Le specie sono le componenti viventi degli ecosistemi. A volte una specie può scomparire senza che lo si noti e senza che l’intera rete della vita perda la propria funzionalità, grazie ad altre specie analoghe che vanno a riprenderne il ruolo. Se a scomparire sono però determinate specie chiave, l’intero sistema diventa instabile: lo spazio vitale si modifica anche per altri organismi e con esso possono andar perdute prestazioni d’importanza vitale. Tali interazioni si manifestano in maniera estremamente variata all’interno degli ecosistemi e sono inoltre difficilmente prevedibili. L’attenta osservazione della diversità delle specie può tuttavia darci indicazioni preziose sullo stato dei diversi complessi ecologici.
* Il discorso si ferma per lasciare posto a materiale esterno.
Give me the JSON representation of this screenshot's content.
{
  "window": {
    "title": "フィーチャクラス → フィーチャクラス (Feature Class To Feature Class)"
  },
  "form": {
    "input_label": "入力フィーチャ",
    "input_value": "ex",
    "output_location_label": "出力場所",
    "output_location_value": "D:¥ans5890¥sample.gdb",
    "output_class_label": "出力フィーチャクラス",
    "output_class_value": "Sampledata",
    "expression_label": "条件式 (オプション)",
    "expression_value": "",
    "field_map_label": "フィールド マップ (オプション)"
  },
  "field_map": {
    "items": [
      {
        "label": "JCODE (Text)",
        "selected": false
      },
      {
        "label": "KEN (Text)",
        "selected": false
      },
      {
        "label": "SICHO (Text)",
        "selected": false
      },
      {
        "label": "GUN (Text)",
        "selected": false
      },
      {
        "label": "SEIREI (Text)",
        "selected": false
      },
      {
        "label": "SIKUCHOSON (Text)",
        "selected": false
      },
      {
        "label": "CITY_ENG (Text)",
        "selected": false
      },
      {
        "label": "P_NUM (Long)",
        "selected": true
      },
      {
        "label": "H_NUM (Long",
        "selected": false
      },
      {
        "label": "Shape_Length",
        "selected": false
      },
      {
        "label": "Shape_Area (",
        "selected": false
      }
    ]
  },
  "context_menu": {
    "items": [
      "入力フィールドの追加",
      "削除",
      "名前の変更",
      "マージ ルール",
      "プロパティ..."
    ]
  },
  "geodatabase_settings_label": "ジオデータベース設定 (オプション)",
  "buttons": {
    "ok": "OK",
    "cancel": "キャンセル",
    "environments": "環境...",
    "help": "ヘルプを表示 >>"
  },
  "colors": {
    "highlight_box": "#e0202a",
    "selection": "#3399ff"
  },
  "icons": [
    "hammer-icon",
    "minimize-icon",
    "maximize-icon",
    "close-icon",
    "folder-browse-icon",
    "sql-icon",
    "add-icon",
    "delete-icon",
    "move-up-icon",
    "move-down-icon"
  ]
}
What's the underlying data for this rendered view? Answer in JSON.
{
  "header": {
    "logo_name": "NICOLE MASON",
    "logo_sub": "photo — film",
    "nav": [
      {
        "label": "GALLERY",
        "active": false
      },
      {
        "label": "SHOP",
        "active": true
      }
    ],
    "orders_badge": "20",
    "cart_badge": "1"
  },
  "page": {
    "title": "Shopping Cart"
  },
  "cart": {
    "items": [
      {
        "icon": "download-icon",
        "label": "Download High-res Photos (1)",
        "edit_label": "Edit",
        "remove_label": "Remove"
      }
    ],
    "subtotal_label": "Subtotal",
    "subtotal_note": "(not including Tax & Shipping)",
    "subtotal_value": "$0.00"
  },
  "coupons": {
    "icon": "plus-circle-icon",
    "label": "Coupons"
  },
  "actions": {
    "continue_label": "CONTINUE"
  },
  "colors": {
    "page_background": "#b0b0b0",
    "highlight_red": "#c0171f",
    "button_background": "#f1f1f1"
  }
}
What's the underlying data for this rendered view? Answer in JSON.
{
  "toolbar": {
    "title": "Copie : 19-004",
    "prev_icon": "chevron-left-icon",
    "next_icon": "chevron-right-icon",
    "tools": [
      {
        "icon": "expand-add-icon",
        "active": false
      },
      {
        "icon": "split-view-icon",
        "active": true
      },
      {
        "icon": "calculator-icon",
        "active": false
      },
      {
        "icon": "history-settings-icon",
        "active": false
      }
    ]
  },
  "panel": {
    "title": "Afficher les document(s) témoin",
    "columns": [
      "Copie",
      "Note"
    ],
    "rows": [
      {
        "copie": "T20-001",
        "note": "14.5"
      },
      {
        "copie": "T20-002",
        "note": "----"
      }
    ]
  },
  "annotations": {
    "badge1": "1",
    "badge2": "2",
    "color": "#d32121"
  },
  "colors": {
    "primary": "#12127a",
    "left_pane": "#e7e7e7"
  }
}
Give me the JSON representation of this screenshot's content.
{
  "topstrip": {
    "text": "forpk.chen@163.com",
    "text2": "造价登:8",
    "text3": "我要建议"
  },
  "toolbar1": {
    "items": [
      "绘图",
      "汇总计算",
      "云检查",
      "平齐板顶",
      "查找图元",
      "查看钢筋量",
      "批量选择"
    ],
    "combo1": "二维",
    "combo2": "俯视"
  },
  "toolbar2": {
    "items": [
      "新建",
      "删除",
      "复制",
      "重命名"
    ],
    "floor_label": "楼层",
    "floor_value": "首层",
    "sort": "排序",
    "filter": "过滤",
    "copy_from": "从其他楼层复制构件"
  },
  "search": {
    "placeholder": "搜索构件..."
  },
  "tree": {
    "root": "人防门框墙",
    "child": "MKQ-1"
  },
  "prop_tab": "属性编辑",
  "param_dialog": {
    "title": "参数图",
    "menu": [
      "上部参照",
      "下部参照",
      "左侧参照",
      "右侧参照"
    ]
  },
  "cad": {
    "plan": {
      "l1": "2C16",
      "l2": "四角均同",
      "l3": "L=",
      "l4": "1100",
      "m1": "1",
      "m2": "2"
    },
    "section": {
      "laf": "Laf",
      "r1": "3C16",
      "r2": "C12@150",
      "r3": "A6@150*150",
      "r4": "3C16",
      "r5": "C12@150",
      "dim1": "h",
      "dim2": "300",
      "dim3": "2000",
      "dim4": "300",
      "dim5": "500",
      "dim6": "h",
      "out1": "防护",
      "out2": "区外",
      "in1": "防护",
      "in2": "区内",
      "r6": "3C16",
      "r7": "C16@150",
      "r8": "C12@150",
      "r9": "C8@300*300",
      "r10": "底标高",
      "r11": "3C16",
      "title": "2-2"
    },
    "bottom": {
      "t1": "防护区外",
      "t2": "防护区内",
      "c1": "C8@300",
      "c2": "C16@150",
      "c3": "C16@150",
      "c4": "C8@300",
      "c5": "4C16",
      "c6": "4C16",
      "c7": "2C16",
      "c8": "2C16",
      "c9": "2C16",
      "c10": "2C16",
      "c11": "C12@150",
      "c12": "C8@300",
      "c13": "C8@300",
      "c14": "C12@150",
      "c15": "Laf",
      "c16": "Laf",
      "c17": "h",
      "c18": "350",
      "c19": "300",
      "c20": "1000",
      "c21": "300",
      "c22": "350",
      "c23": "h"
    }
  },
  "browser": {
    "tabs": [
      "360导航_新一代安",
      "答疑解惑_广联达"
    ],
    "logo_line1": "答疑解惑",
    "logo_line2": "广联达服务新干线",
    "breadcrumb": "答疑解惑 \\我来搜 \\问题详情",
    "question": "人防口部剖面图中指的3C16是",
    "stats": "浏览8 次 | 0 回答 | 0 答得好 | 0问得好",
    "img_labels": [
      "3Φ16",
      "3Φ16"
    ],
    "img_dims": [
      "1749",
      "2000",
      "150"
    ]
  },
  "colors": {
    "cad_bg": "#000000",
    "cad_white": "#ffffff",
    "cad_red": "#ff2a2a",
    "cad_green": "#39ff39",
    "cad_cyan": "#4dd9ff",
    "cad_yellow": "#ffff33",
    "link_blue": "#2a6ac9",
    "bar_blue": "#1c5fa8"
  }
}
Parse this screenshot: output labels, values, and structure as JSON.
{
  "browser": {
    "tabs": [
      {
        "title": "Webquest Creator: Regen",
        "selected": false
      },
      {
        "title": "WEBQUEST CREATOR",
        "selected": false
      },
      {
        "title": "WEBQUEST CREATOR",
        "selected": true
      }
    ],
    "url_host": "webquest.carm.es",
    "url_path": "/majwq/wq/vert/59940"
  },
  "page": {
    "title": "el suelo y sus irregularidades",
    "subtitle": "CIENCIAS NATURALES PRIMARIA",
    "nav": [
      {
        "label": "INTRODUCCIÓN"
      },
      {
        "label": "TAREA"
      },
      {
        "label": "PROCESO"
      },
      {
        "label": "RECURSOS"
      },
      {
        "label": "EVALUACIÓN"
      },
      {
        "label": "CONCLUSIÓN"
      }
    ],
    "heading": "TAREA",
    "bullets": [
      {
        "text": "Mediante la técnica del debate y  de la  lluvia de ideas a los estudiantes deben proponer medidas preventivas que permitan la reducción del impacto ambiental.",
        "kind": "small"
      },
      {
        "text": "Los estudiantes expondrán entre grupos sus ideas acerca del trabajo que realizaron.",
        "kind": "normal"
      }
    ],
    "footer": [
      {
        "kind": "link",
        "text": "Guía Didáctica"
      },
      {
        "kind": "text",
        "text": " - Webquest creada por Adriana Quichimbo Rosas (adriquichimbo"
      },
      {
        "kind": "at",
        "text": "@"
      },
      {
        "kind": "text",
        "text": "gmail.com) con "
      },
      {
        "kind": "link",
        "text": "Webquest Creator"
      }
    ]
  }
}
Le specie non scompaiono da un giorno all’altro. Il loro declino è il più delle volte un processo strisciante. Prima di estinguersi, alcune di loro possono rimanere per decenni nelle Liste rosse delle specie minacciate. Le popolazioni di queste specie sono perlopiù piccole e isolate: in mancanza di scambio genetico con altre popolazioni interconnesse, la consanguineità può dunque comprometterne la capacità riproduttiva.

Anche la capacità degli ecosistemi di reagire a situazioni estreme, come ad esempio siccità o malattie, può essere limitata dalla mancanza di varietà genetica. All’interno di una stessa specie vi sono sempre individui capaci di tollerare meglio eventi estremi: più grande e diversificata è una popolazione, maggiore è la possibilità che tali individui riescano a mitigarne l’impatto globale.

I tre livelli su cui si articola la diversità biologica sono strettamente connessi fra loro. Per sopravvivere le specie hanno bisogno di spazi vitali idonei e di una sufficiente variabilità genetica. Per funzionare gli ecosistemi hanno bisogno della varietà di specie che ospitano. E una buona interconnessione tra ambienti vitali è, a sua volta, indispensabile alla conservazione della varietà degli uni e degli altri.